1564 - 1582: William Shakespeare's Stratford Beginnings

William Shakespeare's Birth

William Shakespeare is the most famous playwright in the world, but not all the facts of his life are known. We do know that he was both born (in 1564) and buried (in 1616) in the town of Stratford-upon-Avon in Warwickshire, England – an area of countryside and agriculture.

Because registers of births and deaths were not kept in the sixteenth/seventeenth century, we cannot be sure of the exact dates. However the parish church, Holy Trinity, did keep registers of baptisms and burials (usually held close to the actual birth and death) so it is likely that Shakespeare died on his birthday, April 23rd — the day which also commemorates Saint George, England’s patron saint.

William Shakespeare's Parents

Shakespeare was one of eight children, the first son of Mary and John Shakespeare. His father was a prosperous worker with, and seller of, leather goods such as gloves. At the time of Shakespeare’s birth, John was an increasingly important man in the community, becoming an alderman and high bailiff (i.e. the mayor) of Stratford. By the time William was in his teens, the family fortunes had declined and his father was in debt.
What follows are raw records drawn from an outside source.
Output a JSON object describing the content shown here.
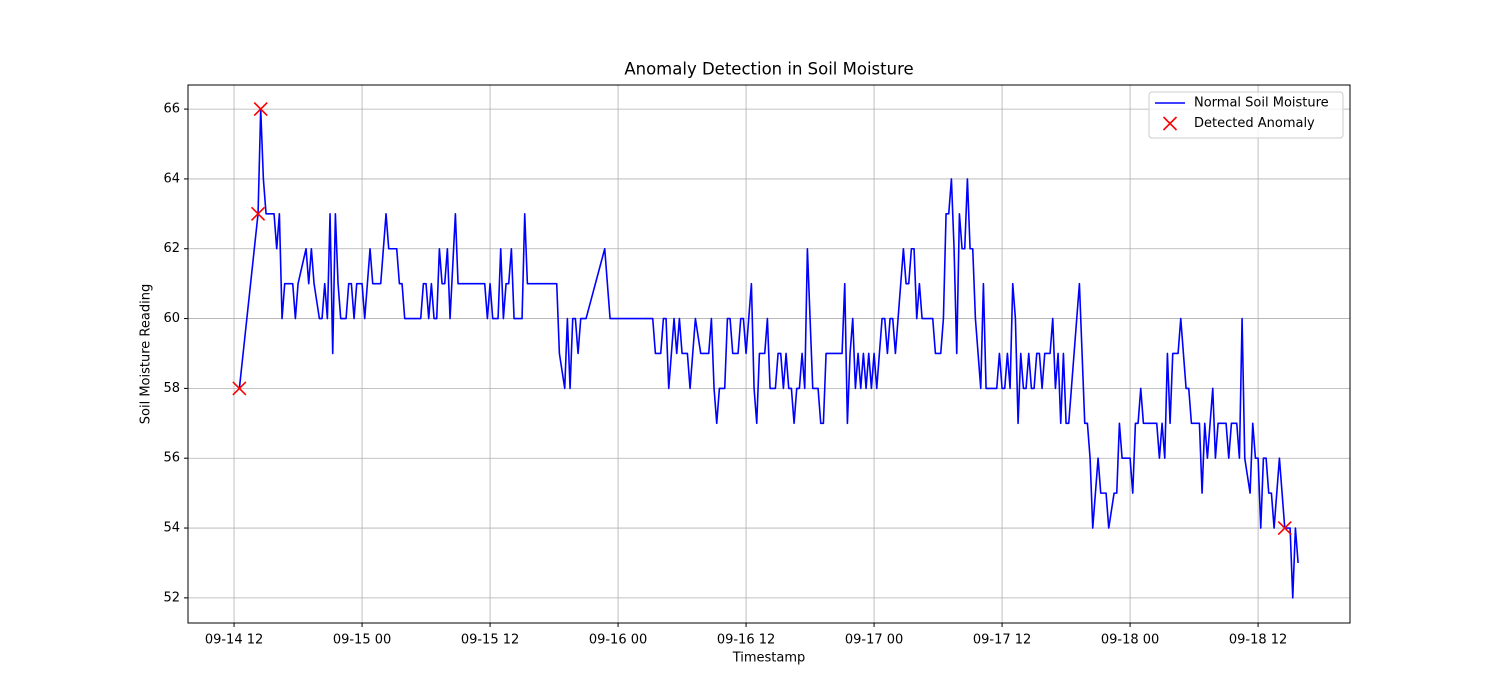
{
  "chart_data": {
    "type": "line",
    "title": "Anomaly Detection in Soil Moisture",
    "x_label": "Timestamp",
    "y_label": "Soil Moisture Reading",
    "xlim": [
      "09-14 07:41",
      "09-18 20:37"
    ],
    "xticks": [
      "09-14 12",
      "09-15 00",
      "09-15 12",
      "09-16 00",
      "09-16 12",
      "09-17 00",
      "09-17 12",
      "09-18 00",
      "09-18 12"
    ],
    "ylim": [
      51.28,
      66.69
    ],
    "yticks": [
      52,
      54,
      56,
      58,
      60,
      62,
      64,
      66
    ],
    "grid": true,
    "legend": "upper right",
    "series": [
      {
        "name": "Normal Soil Moisture",
        "type": "line",
        "color": "#0000ff",
        "x": [
          "09-14 12:30",
          "09-14 14:15",
          "09-14 14:30",
          "09-14 14:45",
          "09-14 15:00",
          "09-14 15:45",
          "09-14 16:00",
          "09-14 16:15",
          "09-14 16:30",
          "09-14 16:45",
          "09-14 17:30",
          "09-14 17:45",
          "09-14 18:00",
          "09-14 18:45",
          "09-14 19:00",
          "09-14 19:15",
          "09-14 19:30",
          "09-14 20:00",
          "09-14 20:15",
          "09-14 20:30",
          "09-14 20:45",
          "09-14 21:00",
          "09-14 21:15",
          "09-14 21:30",
          "09-14 21:45",
          "09-14 22:00",
          "09-14 22:30",
          "09-14 22:45",
          "09-14 23:00",
          "09-14 23:15",
          "09-14 23:30",
          "09-15 00:00",
          "09-15 00:15",
          "09-15 00:45",
          "09-15 01:00",
          "09-15 01:45",
          "09-15 02:15",
          "09-15 02:30",
          "09-15 03:15",
          "09-15 03:30",
          "09-15 03:45",
          "09-15 04:00",
          "09-15 05:30",
          "09-15 05:45",
          "09-15 06:00",
          "09-15 06:15",
          "09-15 06:30",
          "09-15 06:45",
          "09-15 07:00",
          "09-15 07:15",
          "09-15 07:30",
          "09-15 07:45",
          "09-15 08:00",
          "09-15 08:15",
          "09-15 08:45",
          "09-15 09:00",
          "09-15 11:30",
          "09-15 11:45",
          "09-15 12:00",
          "09-15 12:15",
          "09-15 12:45",
          "09-15 13:00",
          "09-15 13:15",
          "09-15 13:30",
          "09-15 13:45",
          "09-15 14:00",
          "09-15 14:15",
          "09-15 15:00",
          "09-15 15:15",
          "09-15 15:30",
          "09-15 18:15",
          "09-15 18:30",
          "09-15 19:00",
          "09-15 19:15",
          "09-15 19:30",
          "09-15 19:45",
          "09-15 20:00",
          "09-15 20:15",
          "09-15 20:30",
          "09-15 21:00",
          "09-15 22:45",
          "09-15 23:15",
          "09-16 03:15",
          "09-16 03:30",
          "09-16 04:00",
          "09-16 04:15",
          "09-16 04:30",
          "09-16 04:45",
          "09-16 05:15",
          "09-16 05:30",
          "09-16 05:45",
          "09-16 06:00",
          "09-16 06:30",
          "09-16 06:45",
          "09-16 07:15",
          "09-16 07:45",
          "09-16 08:30",
          "09-16 08:45",
          "09-16 09:00",
          "09-16 09:15",
          "09-16 09:30",
          "09-16 10:00",
          "09-16 10:15",
          "09-16 10:30",
          "09-16 10:45",
          "09-16 11:15",
          "09-16 11:30",
          "09-16 11:45",
          "09-16 12:00",
          "09-16 12:30",
          "09-16 12:45",
          "09-16 13:00",
          "09-16 13:15",
          "09-16 13:45",
          "09-16 14:00",
          "09-16 14:15",
          "09-16 14:45",
          "09-16 15:00",
          "09-16 15:15",
          "09-16 15:30",
          "09-16 15:45",
          "09-16 16:00",
          "09-16 16:15",
          "09-16 16:30",
          "09-16 16:45",
          "09-16 17:00",
          "09-16 17:15",
          "09-16 17:30",
          "09-16 17:45",
          "09-16 18:00",
          "09-16 18:15",
          "09-16 18:45",
          "09-16 19:00",
          "09-16 19:15",
          "09-16 19:30",
          "09-16 21:00",
          "09-16 21:15",
          "09-16 21:30",
          "09-16 21:45",
          "09-16 22:00",
          "09-16 22:15",
          "09-16 22:30",
          "09-16 22:45",
          "09-16 23:00",
          "09-16 23:15",
          "09-16 23:30",
          "09-16 23:45",
          "09-17 00:00",
          "09-17 00:15",
          "09-17 00:30",
          "09-17 00:45",
          "09-17 01:00",
          "09-17 01:15",
          "09-17 01:30",
          "09-17 01:45",
          "09-17 02:00",
          "09-17 02:15",
          "09-17 02:45",
          "09-17 03:00",
          "09-17 03:15",
          "09-17 03:30",
          "09-17 03:45",
          "09-17 04:00",
          "09-17 04:15",
          "09-17 04:30",
          "09-17 05:30",
          "09-17 05:45",
          "09-17 06:15",
          "09-17 06:30",
          "09-17 06:45",
          "09-17 07:00",
          "09-17 07:15",
          "09-17 07:30",
          "09-17 07:45",
          "09-17 08:00",
          "09-17 08:15",
          "09-17 08:30",
          "09-17 08:45",
          "09-17 09:00",
          "09-17 09:15",
          "09-17 09:30",
          "09-17 10:00",
          "09-17 10:15",
          "09-17 10:30",
          "09-17 11:30",
          "09-17 11:45",
          "09-17 12:00",
          "09-17 12:15",
          "09-17 12:30",
          "09-17 12:45",
          "09-17 13:00",
          "09-17 13:15",
          "09-17 13:30",
          "09-17 13:45",
          "09-17 14:00",
          "09-17 14:15",
          "09-17 14:30",
          "09-17 14:45",
          "09-17 15:00",
          "09-17 15:15",
          "09-17 15:30",
          "09-17 15:45",
          "09-17 16:00",
          "09-17 16:30",
          "09-17 16:45",
          "09-17 17:00",
          "09-17 17:15",
          "09-17 17:30",
          "09-17 17:45",
          "09-17 18:00",
          "09-17 18:15",
          "09-17 19:15",
          "09-17 19:30",
          "09-17 19:45",
          "09-17 20:00",
          "09-17 20:15",
          "09-17 20:30",
          "09-17 21:00",
          "09-17 21:15",
          "09-17 21:45",
          "09-17 22:00",
          "09-17 22:30",
          "09-17 22:45",
          "09-17 23:00",
          "09-17 23:15",
          "09-18 00:00",
          "09-18 00:15",
          "09-18 00:30",
          "09-18 00:45",
          "09-18 01:00",
          "09-18 01:15",
          "09-18 02:30",
          "09-18 02:45",
          "09-18 03:00",
          "09-18 03:15",
          "09-18 03:30",
          "09-18 03:45",
          "09-18 04:00",
          "09-18 04:30",
          "09-18 04:45",
          "09-18 05:15",
          "09-18 05:30",
          "09-18 05:45",
          "09-18 06:30",
          "09-18 06:45",
          "09-18 07:00",
          "09-18 07:15",
          "09-18 07:45",
          "09-18 08:00",
          "09-18 08:15",
          "09-18 09:00",
          "09-18 09:15",
          "09-18 09:30",
          "09-18 10:00",
          "09-18 10:15",
          "09-18 10:30",
          "09-18 10:45",
          "09-18 11:15",
          "09-18 11:30",
          "09-18 11:45",
          "09-18 12:00",
          "09-18 12:15",
          "09-18 12:30",
          "09-18 12:45",
          "09-18 13:00",
          "09-18 13:15",
          "09-18 13:30",
          "09-18 13:45",
          "09-18 14:00",
          "09-18 14:15",
          "09-18 14:30",
          "09-18 15:00",
          "09-18 15:15",
          "09-18 15:30",
          "09-18 15:45"
        ],
        "values": [
          58,
          63,
          66,
          64,
          63,
          63,
          62,
          63,
          60,
          61,
          61,
          60,
          61,
          62,
          61,
          62,
          61,
          60,
          60,
          61,
          60,
          63,
          59,
          63,
          61,
          60,
          60,
          61,
          61,
          60,
          61,
          61,
          60,
          62,
          61,
          61,
          63,
          62,
          62,
          61,
          61,
          60,
          60,
          61,
          61,
          60,
          61,
          60,
          60,
          62,
          61,
          61,
          62,
          60,
          63,
          61,
          61,
          60,
          61,
          60,
          60,
          62,
          60,
          61,
          61,
          62,
          60,
          60,
          63,
          61,
          61,
          59,
          58,
          60,
          58,
          60,
          60,
          59,
          60,
          60,
          62,
          60,
          60,
          59,
          59,
          60,
          60,
          58,
          60,
          59,
          60,
          59,
          59,
          58,
          60,
          59,
          59,
          60,
          58,
          57,
          58,
          58,
          60,
          60,
          59,
          59,
          60,
          60,
          59,
          61,
          58,
          57,
          59,
          59,
          60,
          58,
          58,
          59,
          59,
          58,
          59,
          58,
          58,
          57,
          58,
          58,
          59,
          58,
          62,
          60,
          58,
          58,
          57,
          57,
          59,
          59,
          61,
          57,
          59,
          60,
          58,
          59,
          58,
          59,
          58,
          59,
          58,
          59,
          58,
          59,
          60,
          60,
          59,
          60,
          60,
          59,
          60,
          62,
          61,
          61,
          62,
          62,
          60,
          61,
          60,
          60,
          59,
          59,
          60,
          63,
          63,
          64,
          62,
          59,
          63,
          62,
          62,
          64,
          62,
          62,
          60,
          58,
          61,
          58,
          58,
          59,
          58,
          58,
          59,
          58,
          61,
          60,
          57,
          59,
          58,
          58,
          59,
          58,
          58,
          59,
          59,
          58,
          59,
          59,
          60,
          58,
          59,
          57,
          59,
          57,
          57,
          61,
          59,
          57,
          57,
          56,
          54,
          56,
          55,
          55,
          54,
          55,
          55,
          57,
          56,
          56,
          55,
          57,
          57,
          58,
          57,
          57,
          56,
          57,
          56,
          59,
          57,
          59,
          59,
          60,
          58,
          58,
          57,
          57,
          55,
          57,
          56,
          58,
          56,
          57,
          57,
          56,
          57,
          57,
          56,
          60,
          56,
          55,
          57,
          56,
          56,
          54,
          56,
          56,
          55,
          55,
          54,
          55,
          56,
          55,
          54,
          54,
          52,
          54,
          53
        ]
      },
      {
        "name": "Detected Anomaly",
        "type": "scatter",
        "color": "#ff0000",
        "x": [
          "09-14 12:30",
          "09-14 14:15",
          "09-14 14:30",
          "09-18 14:30"
        ],
        "values": [
          58,
          63,
          66,
          54
        ]
      }
    ]
  }
}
William Shakespeare's Education

There are no certain records but William probably attended the local grammar school, which still exists today. The term grammar school then meant exactly that — pupils (boys only, as girls’ education was considered much less important) learnt Latin grammar, to enable them to study classical Latin texts, and little else.

William Shakespeare's Church

Photo by Jeremy Bolwell available through Creative CommonsWilliam would have attended the local church with his family, since attendance was compulsory by law — although some recent scholarship has suggested that the Shakespeares were still secretly believers in the Catholic faith. He would have been one of the first generation of English men and women to have grown up hearing church services, including readings from the Bible, in English; until the mid-sixteenth century they would have been in Latin. (See Social/political context: Protestant versus Catholic).

More on early language influences: Listening every Sunday to readings in English from the Bishop’s Bible (translated to English in 1568, and a precursor of the more famous Authorised Version of 1611), and to services from the Book of Common Prayer, certainly influenced Shakespeare. The breadth and beauty of his language includes many biblical echoes – including the title of one play, Measure for Measure which is a direct reference to chapter 7 of Matthew’s Gospel. (See Measure for Measure.) Such biblical references can be found in most English authors from the sixteenth to twentieth century.